Lieber nicht über den Partner schimpfen – wenn es dem Freund gut geht

Grundsätzlich sollten sich gute Freunde mit ihrer Meinung aber zurückhalten, wenn sie nicht so viel von einem neuen Partner halten – zumindest solange es dem Freund damit gut zu gehen scheint. „Etwas anders ist es, wenn Freunde beobachten, dass ein neuer Partner schwierige Persönlichkeitsmerkmale hat, etwa narzisstisch veranlagt ist“, sagt Penke.
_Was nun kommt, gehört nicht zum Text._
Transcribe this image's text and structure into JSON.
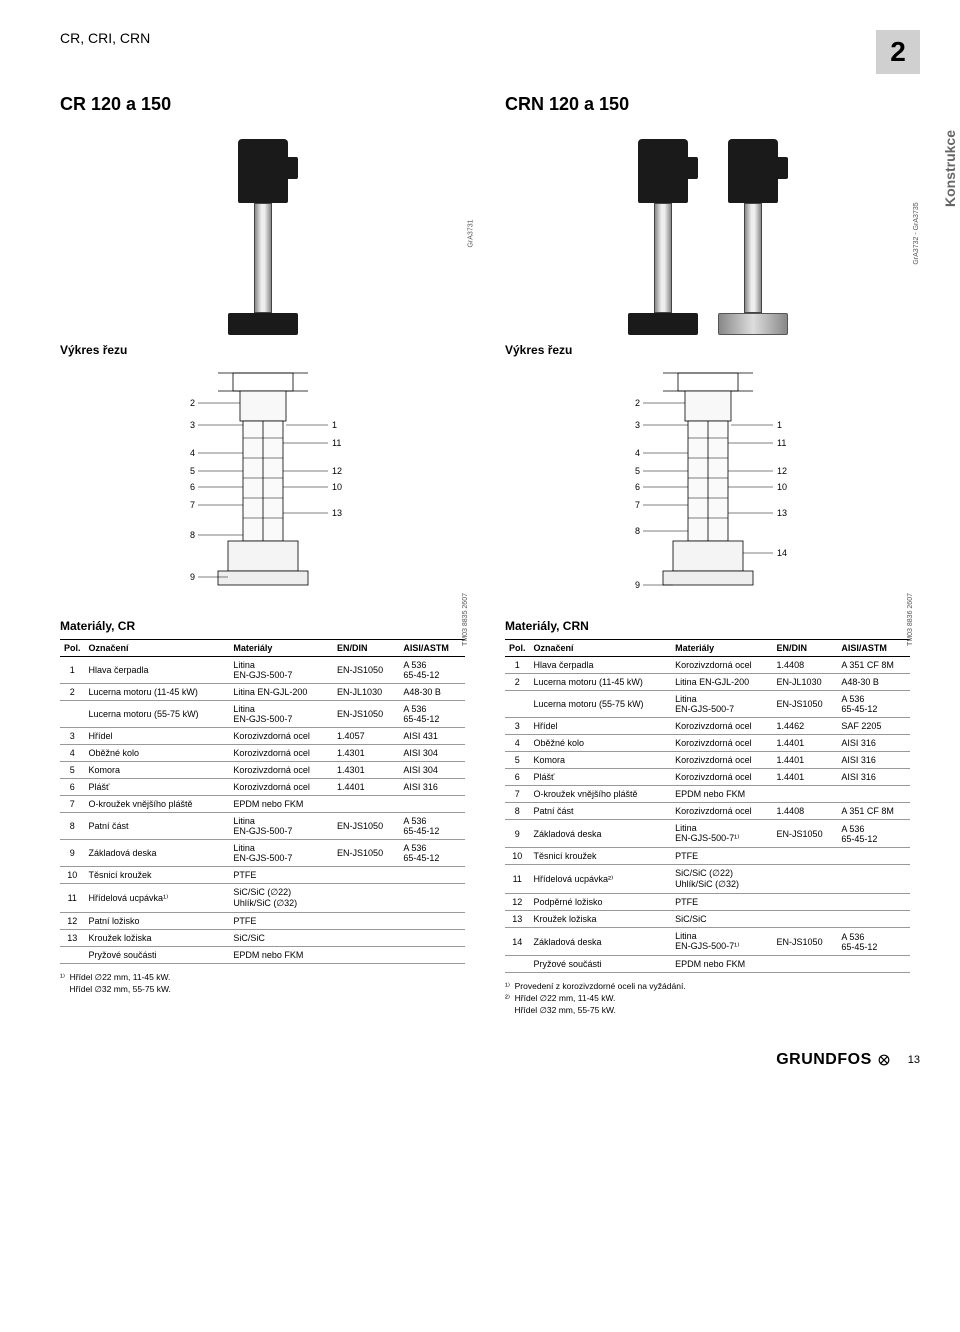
{
  "doc_title": "CR, CRI, CRN",
  "section_number": "2",
  "sidebar_label": "Konstrukce",
  "left": {
    "title": "CR 120 a 150",
    "img_code": "GrA3731",
    "cut_title": "Výkres řezu",
    "tm_code": "TM03 8835 2607",
    "mat_title": "Materiály, CR",
    "callouts": [
      2,
      3,
      4,
      5,
      6,
      7,
      8,
      9,
      1,
      11,
      12,
      10,
      13
    ],
    "table": {
      "columns": [
        "Pol.",
        "Označení",
        "Materiály",
        "EN/DIN",
        "AISI/ASTM"
      ],
      "rows": [
        [
          "1",
          "Hlava čerpadla",
          "Litina\nEN-GJS-500-7",
          "EN-JS1050",
          "A 536\n65-45-12"
        ],
        [
          "2",
          "Lucerna motoru (11-45 kW)",
          "Litina EN-GJL-200",
          "EN-JL1030",
          "A48-30 B"
        ],
        [
          "",
          "Lucerna motoru (55-75 kW)",
          "Litina\nEN-GJS-500-7",
          "EN-JS1050",
          "A 536\n65-45-12"
        ],
        [
          "3",
          "Hřídel",
          "Korozivzdorná ocel",
          "1.4057",
          "AISI 431"
        ],
        [
          "4",
          "Oběžné kolo",
          "Korozivzdorná ocel",
          "1.4301",
          "AISI 304"
        ],
        [
          "5",
          "Komora",
          "Korozivzdorná ocel",
          "1.4301",
          "AISI 304"
        ],
        [
          "6",
          "Plášť",
          "Korozivzdorná ocel",
          "1.4401",
          "AISI 316"
        ],
        [
          "7",
          "O-kroužek vnějšího pláště",
          "EPDM nebo FKM",
          "",
          ""
        ],
        [
          "8",
          "Patní část",
          "Litina\nEN-GJS-500-7",
          "EN-JS1050",
          "A 536\n65-45-12"
        ],
        [
          "9",
          "Základová deska",
          "Litina\nEN-GJS-500-7",
          "EN-JS1050",
          "A 536\n65-45-12"
        ],
        [
          "10",
          "Těsnicí kroužek",
          "PTFE",
          "",
          ""
        ],
        [
          "11",
          "Hřídelová ucpávka¹⁾",
          "SiC/SiC (∅22)\nUhlík/SiC (∅32)",
          "",
          ""
        ],
        [
          "12",
          "Patní ložisko",
          "PTFE",
          "",
          ""
        ],
        [
          "13",
          "Kroužek ložiska",
          "SiC/SiC",
          "",
          ""
        ],
        [
          "",
          "Pryžové součásti",
          "EPDM nebo FKM",
          "",
          ""
        ]
      ]
    },
    "footnotes": [
      "¹⁾  Hřídel ∅22 mm, 11-45 kW.",
      "    Hřídel ∅32 mm, 55-75 kW."
    ]
  },
  "right": {
    "title": "CRN 120 a 150",
    "img_code": "GrA3732 - GrA3735",
    "cut_title": "Výkres řezu",
    "tm_code": "TM03 8836 2607",
    "mat_title": "Materiály, CRN",
    "callouts": [
      2,
      3,
      4,
      5,
      6,
      7,
      8,
      9,
      1,
      11,
      12,
      10,
      13,
      14
    ],
    "table": {
      "columns": [
        "Pol.",
        "Označení",
        "Materiály",
        "EN/DIN",
        "AISI/ASTM"
      ],
      "rows": [
        [
          "1",
          "Hlava čerpadla",
          "Korozivzdorná ocel",
          "1.4408",
          "A 351 CF 8M"
        ],
        [
          "2",
          "Lucerna motoru (11-45 kW)",
          "Litina EN-GJL-200",
          "EN-JL1030",
          "A48-30 B"
        ],
        [
          "",
          "Lucerna motoru (55-75 kW)",
          "Litina\nEN-GJS-500-7",
          "EN-JS1050",
          "A 536\n65-45-12"
        ],
        [
          "3",
          "Hřídel",
          "Korozivzdorná ocel",
          "1.4462",
          "SAF 2205"
        ],
        [
          "4",
          "Oběžné kolo",
          "Korozivzdorná ocel",
          "1.4401",
          "AISI 316"
        ],
        [
          "5",
          "Komora",
          "Korozivzdorná ocel",
          "1.4401",
          "AISI 316"
        ],
        [
          "6",
          "Plášť",
          "Korozivzdorná ocel",
          "1.4401",
          "AISI 316"
        ],
        [
          "7",
          "O-kroužek vnějšího pláště",
          "EPDM nebo FKM",
          "",
          ""
        ],
        [
          "8",
          "Patní část",
          "Korozivzdorná ocel",
          "1.4408",
          "A 351 CF 8M"
        ],
        [
          "9",
          "Základová deska",
          "Litina\nEN-GJS-500-7¹⁾",
          "EN-JS1050",
          "A 536\n65-45-12"
        ],
        [
          "10",
          "Těsnicí kroužek",
          "PTFE",
          "",
          ""
        ],
        [
          "11",
          "Hřídelová ucpávka²⁾",
          "SiC/SiC (∅22)\nUhlík/SiC (∅32)",
          "",
          ""
        ],
        [
          "12",
          "Podpěrné ložisko",
          "PTFE",
          "",
          ""
        ],
        [
          "13",
          "Kroužek ložiska",
          "SiC/SiC",
          "",
          ""
        ],
        [
          "14",
          "Základová deska",
          "Litina\nEN-GJS-500-7¹⁾",
          "EN-JS1050",
          "A 536\n65-45-12"
        ],
        [
          "",
          "Pryžové součásti",
          "EPDM nebo FKM",
          "",
          ""
        ]
      ]
    },
    "footnotes": [
      "¹⁾  Provedení z korozivzdorné oceli na vyžádání.",
      "²⁾  Hřídel ∅22 mm, 11-45 kW.",
      "    Hřídel ∅32 mm, 55-75 kW."
    ]
  },
  "footer": {
    "brand": "GRUNDFOS",
    "page": "13"
  },
  "styling": {
    "page_bg": "#ffffff",
    "text_color": "#000000",
    "section_bg": "#d0d0d0",
    "table_border": "#000000",
    "table_row_border": "#999999",
    "base_font": "Arial",
    "title_fontsize": 18,
    "body_fontsize": 11,
    "table_fontsize": 9
  }
}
Solche Menschen könnten anfangs sehr faszinierend, für soziale Beziehungen aber mittelfristig schädlich sein.

Kennenlernen im Internet immer wichtiger

In den vergangenen fünf Jahren haben sich erstmals mehr Paare übers Internet kennen gelernt als über Freunde – das zumindest besagt eine repräsentative Studie des großen Onlinedating-Portals Elite Partner. Demnach fand jedes dritte Paar, welche in diesem Zeitraum zusammenkam, im Netz zueinander. Das Portal Elitepartner weist aber selbst darauf hin, dass andere Kontaktmöglichkeiten während der Corona-Pandemie stark eingeschränkt waren.

Lässt man den Corona-Effekt außen vor, lernen sich verschiedenen Studien zufolge 30 bis 60 Prozent aller Paare über gemeinsame Bekannte kennen. Nicht verlassen sollte man sich dagegen darauf, dass der Traumpartner einem zufälligerweise beim Einkaufen oder in der U-Bahn über den Weg läuft. Der Elite-Partner-Studie zufolge passiert das gerade mal bei vier Prozent der Paare.